Iqra adalah perintah untuk membaca realitas, merenungkan tanda-tanda alam, membongkar ketidakadilan sosial, dan menyaring kebenaran di tengahl kekacauan zaman. Wahyu pertama ini berhasil mengubah bangsa pengembala unta yang buta huruf menjadi pemimpin peradaban dunia yang menguasai sains, filsafat, dan teologi hanya dalam beberapa dekade. Dulu, ilmu adalah barang mewah yang harus ditebus dengan perjalanan berbulan-bulan melintasi gurun pasir yang mematikan.
Menatap Cermin Modernitas: Krisis Makna di Era Infobesity
Hari ini, bentang sosiologis itu telah berbalik arah secara dramatis. Kita hidup di era yang dikepung oleh kemudahan digital. Kitab-kitab klasik yang dulu harus dicari ke Baghdad atau Cordoba, kini tersimpan rapi dalam gawai di saku celana kita. Akses informasi menjadi begitu instan, murah, dan melimpah. Namun, di sinilah ironi terbesar abad ke-21 muncul: kemudahan akses tidak berbanding lurus dengan kedalaman berpikir.
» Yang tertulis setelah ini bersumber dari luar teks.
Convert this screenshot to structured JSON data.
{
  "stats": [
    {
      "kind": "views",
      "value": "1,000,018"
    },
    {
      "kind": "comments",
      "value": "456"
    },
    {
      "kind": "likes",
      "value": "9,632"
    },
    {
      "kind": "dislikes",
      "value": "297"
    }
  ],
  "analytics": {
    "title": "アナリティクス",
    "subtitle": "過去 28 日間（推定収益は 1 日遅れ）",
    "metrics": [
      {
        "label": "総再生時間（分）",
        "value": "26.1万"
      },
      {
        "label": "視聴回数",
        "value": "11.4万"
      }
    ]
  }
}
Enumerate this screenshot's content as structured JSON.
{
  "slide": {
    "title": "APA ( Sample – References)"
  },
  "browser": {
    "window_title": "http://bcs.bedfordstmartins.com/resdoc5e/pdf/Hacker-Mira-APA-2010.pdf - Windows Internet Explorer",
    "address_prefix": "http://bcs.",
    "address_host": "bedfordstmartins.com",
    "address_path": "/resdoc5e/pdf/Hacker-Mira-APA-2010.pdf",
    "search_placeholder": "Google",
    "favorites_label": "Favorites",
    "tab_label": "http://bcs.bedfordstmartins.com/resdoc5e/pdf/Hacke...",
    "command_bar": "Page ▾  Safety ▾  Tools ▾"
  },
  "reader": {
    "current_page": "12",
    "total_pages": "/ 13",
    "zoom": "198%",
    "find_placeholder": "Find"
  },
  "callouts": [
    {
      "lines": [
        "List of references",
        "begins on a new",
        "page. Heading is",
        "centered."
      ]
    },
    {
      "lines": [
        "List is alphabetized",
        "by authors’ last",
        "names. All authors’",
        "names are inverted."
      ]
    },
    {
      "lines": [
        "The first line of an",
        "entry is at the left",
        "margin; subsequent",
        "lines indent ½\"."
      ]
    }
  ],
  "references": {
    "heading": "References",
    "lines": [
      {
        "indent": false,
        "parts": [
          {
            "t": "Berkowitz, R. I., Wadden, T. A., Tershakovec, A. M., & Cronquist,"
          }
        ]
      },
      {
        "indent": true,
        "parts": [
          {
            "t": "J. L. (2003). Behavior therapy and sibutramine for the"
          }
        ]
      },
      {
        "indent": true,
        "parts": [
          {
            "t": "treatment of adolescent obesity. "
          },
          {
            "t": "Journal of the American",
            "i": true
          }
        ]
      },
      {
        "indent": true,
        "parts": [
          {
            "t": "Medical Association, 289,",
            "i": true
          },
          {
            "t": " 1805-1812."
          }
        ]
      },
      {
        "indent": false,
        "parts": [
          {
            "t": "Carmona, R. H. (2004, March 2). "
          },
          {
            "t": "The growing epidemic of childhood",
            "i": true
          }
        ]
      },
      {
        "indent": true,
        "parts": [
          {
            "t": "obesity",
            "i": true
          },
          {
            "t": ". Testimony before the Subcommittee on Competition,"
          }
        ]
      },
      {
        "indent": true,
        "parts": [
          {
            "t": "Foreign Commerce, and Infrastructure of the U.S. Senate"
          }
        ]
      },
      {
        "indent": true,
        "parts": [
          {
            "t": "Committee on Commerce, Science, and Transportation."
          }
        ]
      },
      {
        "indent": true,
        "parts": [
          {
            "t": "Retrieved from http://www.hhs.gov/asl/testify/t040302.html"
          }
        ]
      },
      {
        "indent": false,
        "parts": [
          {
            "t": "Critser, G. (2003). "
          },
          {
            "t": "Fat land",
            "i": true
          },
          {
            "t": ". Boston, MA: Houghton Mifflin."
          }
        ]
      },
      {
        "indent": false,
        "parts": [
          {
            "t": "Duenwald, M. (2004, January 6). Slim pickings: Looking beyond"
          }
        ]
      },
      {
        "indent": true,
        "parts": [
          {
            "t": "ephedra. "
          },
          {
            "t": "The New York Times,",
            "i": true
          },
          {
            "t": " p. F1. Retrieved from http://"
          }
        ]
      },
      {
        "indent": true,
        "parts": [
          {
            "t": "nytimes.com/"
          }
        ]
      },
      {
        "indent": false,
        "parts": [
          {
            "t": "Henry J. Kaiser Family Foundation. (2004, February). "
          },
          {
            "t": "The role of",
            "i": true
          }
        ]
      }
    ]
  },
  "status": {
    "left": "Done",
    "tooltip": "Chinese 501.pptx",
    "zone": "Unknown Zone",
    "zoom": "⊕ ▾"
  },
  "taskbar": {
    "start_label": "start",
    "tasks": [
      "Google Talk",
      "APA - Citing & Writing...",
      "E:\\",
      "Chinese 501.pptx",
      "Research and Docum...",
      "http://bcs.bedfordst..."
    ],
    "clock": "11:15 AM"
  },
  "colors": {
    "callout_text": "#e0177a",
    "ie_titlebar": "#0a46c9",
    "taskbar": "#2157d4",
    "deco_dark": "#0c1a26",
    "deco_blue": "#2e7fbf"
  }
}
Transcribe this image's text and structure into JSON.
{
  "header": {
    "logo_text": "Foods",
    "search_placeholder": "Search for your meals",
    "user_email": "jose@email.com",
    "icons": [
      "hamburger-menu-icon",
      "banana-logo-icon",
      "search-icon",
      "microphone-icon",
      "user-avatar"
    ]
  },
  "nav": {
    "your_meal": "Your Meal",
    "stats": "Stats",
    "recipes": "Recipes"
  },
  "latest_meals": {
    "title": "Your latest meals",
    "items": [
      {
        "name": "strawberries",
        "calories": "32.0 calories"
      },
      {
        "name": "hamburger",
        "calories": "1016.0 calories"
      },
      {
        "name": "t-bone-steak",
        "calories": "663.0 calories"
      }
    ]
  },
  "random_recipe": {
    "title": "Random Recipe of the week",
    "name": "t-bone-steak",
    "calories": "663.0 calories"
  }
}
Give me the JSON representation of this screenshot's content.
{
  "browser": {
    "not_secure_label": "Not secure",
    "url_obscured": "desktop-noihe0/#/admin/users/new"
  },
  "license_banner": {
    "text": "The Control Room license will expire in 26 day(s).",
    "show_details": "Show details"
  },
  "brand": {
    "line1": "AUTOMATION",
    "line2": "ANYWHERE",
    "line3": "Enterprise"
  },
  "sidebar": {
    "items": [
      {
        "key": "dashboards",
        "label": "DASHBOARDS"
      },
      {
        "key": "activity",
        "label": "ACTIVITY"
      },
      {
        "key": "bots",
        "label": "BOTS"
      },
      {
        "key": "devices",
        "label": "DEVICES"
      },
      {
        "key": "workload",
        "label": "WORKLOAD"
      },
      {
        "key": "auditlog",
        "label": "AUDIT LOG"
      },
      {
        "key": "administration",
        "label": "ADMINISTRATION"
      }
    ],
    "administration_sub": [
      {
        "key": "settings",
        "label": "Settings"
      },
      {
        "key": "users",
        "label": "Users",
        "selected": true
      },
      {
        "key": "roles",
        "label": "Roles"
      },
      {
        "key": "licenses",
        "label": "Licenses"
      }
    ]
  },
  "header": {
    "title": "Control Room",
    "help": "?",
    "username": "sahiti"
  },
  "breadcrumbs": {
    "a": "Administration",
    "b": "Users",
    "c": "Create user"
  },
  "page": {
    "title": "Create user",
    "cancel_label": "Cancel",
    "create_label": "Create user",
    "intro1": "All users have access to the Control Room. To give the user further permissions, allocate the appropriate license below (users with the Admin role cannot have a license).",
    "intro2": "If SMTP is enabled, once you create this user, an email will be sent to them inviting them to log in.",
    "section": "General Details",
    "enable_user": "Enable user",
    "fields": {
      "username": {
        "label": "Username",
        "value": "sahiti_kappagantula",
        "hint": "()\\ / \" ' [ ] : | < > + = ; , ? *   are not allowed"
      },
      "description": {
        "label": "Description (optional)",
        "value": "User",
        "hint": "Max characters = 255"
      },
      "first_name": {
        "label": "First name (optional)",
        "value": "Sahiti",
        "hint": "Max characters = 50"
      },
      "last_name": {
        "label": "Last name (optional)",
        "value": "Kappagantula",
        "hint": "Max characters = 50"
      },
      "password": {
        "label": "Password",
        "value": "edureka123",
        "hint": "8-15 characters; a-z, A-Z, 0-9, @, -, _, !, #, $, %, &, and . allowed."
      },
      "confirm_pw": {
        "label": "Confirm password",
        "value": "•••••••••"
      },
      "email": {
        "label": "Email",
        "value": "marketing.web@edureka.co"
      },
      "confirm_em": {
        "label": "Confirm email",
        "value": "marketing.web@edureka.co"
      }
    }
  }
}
Masyarakat modern justru terjebak dalam penyakit baru yang disebut kemalasan epistemik (epistemic laziness).
Secara filosofis, kita sedang mengalami krisis makna akibat infobesity (banjir informasi). Kita membaca ribuan potong teks setiap hari melalui media sosial, tetapi kehilangan kemampuan untuk melakukan tadabbur (perenungan mendalam). Kita menjadi masyarakat yang “banyak membaca tapi sedikit memahami”.
Secara sosiologis, kemudahan teknologi justru memanjakan otak manusia untuk menjadi konsumen informasi yang pasif. Kita lebih betah menghabiskan waktu berjam-jam menonton video hiburan berdurasi singkat daripada meluangkan waktu tiga puluh menit untuk mengkaji sebuah bab dalam buku ilmiah.
Mengonfrontasi Kemalasan dengan Hadis “Kelas Atas”
Argumen ini menjadi sangat menyakitkan ketika kita mengonfrontasinya dengan teks-teks otoritatif keagamaan. Islam memiliki garis hukum yang sangat tegas dan tidak main-main soal ini. Rasulullah saw. bersabda:
“Menuntut ilmu itu wajib bagi setiap Muslim.” (HR. Ibnu Majah).